Aku mengacak rambutku frustasi, apa lagi itu bahasa uke, pelangi? ya ampun tolong jangan menambahkan beban pikiran. "Maksudmu apa yudaaaaa!!! aku tak mengerti. Pihak bawah? pihak bawah apa. Ya ampun kepala ku siap untuk meledak jika begini"
"Kau punya ponsel, coba kau searching di google tentang apa itu uke dan dunia pelangi" aku hanya mengangguk-anggukkan kepala, nanti akan ku coba cari. Semoga tak mengecewakan.
Aku bergegas berdiri, "Aku ingin pulang, apakah kau tak pulang?" tanyaku
"Kau duluan saja, aku masih ingin disini. Disini sejuk untuk menyendiri" aku mengangguk paham.
"Yasudah aku pulang duluan, kau nanti hati-hati!"
••
Setelah selesai mengantar geral ke sekolah, aku segera menuju sekolah.
Gerbang masih terbuka lebar untuk semua murid dan guru yang akan masuk. Aku selalu datang tepat waktu, yah walaupun kadang tidak.
Di saat melewati koridor menuju kelas, aku bertemu dengan yuda yang sudah berada disampingku.
"Hai teman!" sapa nya lembut. 'Bisa yah ada cowok seimut dan secantik yuda gini—monologku
Aku pun ikut menyapa balik seperti apa yang ia ucapkan tadi.

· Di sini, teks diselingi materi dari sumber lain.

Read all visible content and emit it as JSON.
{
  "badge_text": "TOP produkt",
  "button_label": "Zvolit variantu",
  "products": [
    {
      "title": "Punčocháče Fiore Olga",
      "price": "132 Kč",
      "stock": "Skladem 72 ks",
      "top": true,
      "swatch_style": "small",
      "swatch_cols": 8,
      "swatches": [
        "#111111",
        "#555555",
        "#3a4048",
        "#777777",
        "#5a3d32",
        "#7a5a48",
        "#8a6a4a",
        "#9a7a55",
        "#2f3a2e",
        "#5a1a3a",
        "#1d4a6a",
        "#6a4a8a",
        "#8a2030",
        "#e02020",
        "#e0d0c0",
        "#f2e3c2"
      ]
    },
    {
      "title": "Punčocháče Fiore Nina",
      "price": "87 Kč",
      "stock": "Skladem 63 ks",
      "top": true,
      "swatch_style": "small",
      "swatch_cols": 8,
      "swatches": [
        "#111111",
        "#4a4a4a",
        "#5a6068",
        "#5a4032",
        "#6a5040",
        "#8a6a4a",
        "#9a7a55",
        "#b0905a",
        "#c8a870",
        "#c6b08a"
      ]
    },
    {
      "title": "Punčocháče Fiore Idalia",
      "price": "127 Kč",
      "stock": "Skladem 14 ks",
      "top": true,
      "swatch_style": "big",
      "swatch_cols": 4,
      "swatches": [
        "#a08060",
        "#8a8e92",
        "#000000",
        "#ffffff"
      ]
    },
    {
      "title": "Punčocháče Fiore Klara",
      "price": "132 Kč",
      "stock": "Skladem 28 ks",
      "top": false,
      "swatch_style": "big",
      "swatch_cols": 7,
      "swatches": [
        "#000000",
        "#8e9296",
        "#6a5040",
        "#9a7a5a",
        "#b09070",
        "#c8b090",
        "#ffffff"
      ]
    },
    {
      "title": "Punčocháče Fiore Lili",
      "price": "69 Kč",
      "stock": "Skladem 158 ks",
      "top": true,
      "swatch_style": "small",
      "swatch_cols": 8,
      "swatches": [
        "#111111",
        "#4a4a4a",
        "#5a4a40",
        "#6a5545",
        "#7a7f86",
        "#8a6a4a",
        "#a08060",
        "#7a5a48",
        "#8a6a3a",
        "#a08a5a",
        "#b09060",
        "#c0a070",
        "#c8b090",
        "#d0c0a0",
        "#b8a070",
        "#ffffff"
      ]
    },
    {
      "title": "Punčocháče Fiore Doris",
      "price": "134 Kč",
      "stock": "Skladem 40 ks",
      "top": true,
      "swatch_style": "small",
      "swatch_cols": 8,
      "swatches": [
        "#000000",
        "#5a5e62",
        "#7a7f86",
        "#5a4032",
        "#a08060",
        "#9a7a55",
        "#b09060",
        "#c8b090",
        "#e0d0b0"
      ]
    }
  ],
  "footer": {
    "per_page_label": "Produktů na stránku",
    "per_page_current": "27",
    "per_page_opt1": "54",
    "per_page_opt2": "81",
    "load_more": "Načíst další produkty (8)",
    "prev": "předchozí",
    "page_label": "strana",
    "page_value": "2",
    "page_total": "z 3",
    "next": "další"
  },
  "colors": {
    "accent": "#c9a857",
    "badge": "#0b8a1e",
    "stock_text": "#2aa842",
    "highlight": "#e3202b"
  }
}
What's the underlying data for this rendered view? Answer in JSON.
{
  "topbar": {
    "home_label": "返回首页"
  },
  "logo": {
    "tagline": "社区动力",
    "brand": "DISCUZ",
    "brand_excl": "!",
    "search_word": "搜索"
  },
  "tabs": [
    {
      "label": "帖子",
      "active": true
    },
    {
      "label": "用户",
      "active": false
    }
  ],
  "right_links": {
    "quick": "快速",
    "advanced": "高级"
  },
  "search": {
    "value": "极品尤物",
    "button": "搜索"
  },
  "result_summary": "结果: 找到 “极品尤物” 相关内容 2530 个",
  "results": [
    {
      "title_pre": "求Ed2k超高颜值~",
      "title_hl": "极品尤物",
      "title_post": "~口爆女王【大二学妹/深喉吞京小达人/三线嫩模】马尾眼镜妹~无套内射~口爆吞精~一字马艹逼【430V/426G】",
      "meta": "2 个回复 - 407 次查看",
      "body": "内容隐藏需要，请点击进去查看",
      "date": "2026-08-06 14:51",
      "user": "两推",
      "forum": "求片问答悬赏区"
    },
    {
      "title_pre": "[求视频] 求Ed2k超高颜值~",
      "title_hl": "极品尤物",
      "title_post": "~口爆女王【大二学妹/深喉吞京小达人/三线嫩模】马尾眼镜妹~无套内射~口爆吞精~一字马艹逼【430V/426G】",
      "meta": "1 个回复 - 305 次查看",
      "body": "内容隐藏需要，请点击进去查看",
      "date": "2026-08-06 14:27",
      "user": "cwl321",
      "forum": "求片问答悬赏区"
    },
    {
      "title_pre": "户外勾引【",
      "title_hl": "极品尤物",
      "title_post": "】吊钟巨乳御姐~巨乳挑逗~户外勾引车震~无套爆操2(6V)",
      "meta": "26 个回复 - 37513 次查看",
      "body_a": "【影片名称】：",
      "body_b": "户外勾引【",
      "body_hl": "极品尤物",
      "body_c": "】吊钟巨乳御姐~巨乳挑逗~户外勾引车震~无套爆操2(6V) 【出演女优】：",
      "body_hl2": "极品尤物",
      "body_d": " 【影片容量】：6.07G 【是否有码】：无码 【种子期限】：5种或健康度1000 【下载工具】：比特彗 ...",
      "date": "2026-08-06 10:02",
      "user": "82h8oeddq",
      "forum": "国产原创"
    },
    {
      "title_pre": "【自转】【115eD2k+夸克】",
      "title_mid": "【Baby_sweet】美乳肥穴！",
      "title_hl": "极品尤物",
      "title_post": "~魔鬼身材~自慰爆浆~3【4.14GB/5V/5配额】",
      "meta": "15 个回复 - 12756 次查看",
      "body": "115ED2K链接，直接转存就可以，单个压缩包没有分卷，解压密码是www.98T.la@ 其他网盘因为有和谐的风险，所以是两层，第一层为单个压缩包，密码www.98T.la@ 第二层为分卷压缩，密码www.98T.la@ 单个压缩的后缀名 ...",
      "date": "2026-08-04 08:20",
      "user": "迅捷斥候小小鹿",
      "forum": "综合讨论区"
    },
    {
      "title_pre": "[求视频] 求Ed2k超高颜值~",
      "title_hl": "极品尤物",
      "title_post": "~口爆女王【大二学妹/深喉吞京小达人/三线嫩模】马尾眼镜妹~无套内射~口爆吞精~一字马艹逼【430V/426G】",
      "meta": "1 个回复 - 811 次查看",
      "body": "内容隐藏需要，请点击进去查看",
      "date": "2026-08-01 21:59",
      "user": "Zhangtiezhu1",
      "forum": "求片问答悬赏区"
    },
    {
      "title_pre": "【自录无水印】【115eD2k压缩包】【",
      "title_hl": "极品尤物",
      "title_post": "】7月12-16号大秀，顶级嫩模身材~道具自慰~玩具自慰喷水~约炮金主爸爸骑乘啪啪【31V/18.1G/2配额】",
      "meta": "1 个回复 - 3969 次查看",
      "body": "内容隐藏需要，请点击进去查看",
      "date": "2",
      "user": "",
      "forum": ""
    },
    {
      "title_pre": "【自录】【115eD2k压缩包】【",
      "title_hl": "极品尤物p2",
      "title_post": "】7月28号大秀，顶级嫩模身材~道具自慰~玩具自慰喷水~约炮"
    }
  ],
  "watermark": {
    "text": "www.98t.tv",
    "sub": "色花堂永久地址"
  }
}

Yuda ini memiliki postur wajah yang sangat mirip perempuan makanya aku bilang dia cantik. Tapi kenapa aku baru melihatnya semalam, padahal katanya dia sekelas denganku. Ah sangat tidak memperhatikan keadaan.
Tinggi yuda tidak beda jauh dari ku, mungkin sekitar 167 cm dari aku yang 170 cm.
Kami memasuki kelas sambil berbincang, menceritakan apa saja yang semalam dilakukan setelah pulang dari taman. Bagaimana kegiatan kami saat bangun tidur. Transportasi menuju sekolah dan lain sebagainya itu dibicarakan oleh kami sebagai topik pembicaraan sepasang 'teman baru.
Seisi kelas tercengang saat melihat kami masuk kelas sambil beriiringan. Mungkin mereka kaget karena aku berbincang dengan orang, selain rangga.
Padahal aku sering menyapa jika disapa, kenapa perlu kaget kan.
"Gak usah kaget dong ngeliatnya!" ketus yuda saat melihat mereka seperti membicarakan kami berdua. "Kenapa? Iri, Bilang Bro!" sautnya lagi.
Mungkin ini salah satu kebiasaan yuda yang tak ku ketahui, dia sangat ketus dibandingkan aku.
Setelah itu, semua siswa yang tadi melihat ke arah kami pun langsung menyibukkan diri masing-masing.
Aku duduk ditempat biasa, aku melihat yuda. Ternyata dia berada di bangku yang berjarak dua baris di depan dari barisanku. Ia tersenyum dan melambaikan tangan kearahku.
"Tumben deket sama yang lain" saut rangga yang dari tadi melihat kedekatan kami.
"Dih emang kenapa? aku gak boleh punya teman baru?" tanyaku tanpa menoleh kebelakang
"Ya gak papa sih, tapi kok kaya nya enjoy banget sama yuda ketimbang sama aku?"
"Enggak kok, sama aja. Aku mah sama rata membagi kasih sayang, walau kadang irit." jawabku sambil mengeluarkan buku-buku pelajaran.
"Sayang ke rangga pasti besar banget tuh" pede rangga yang membuatku terkena serangan muntah mendadak.
"Iya in aja deh, buat rangga apa sih yang gak" terus rangga langsung senyum kasmaran gitu deh.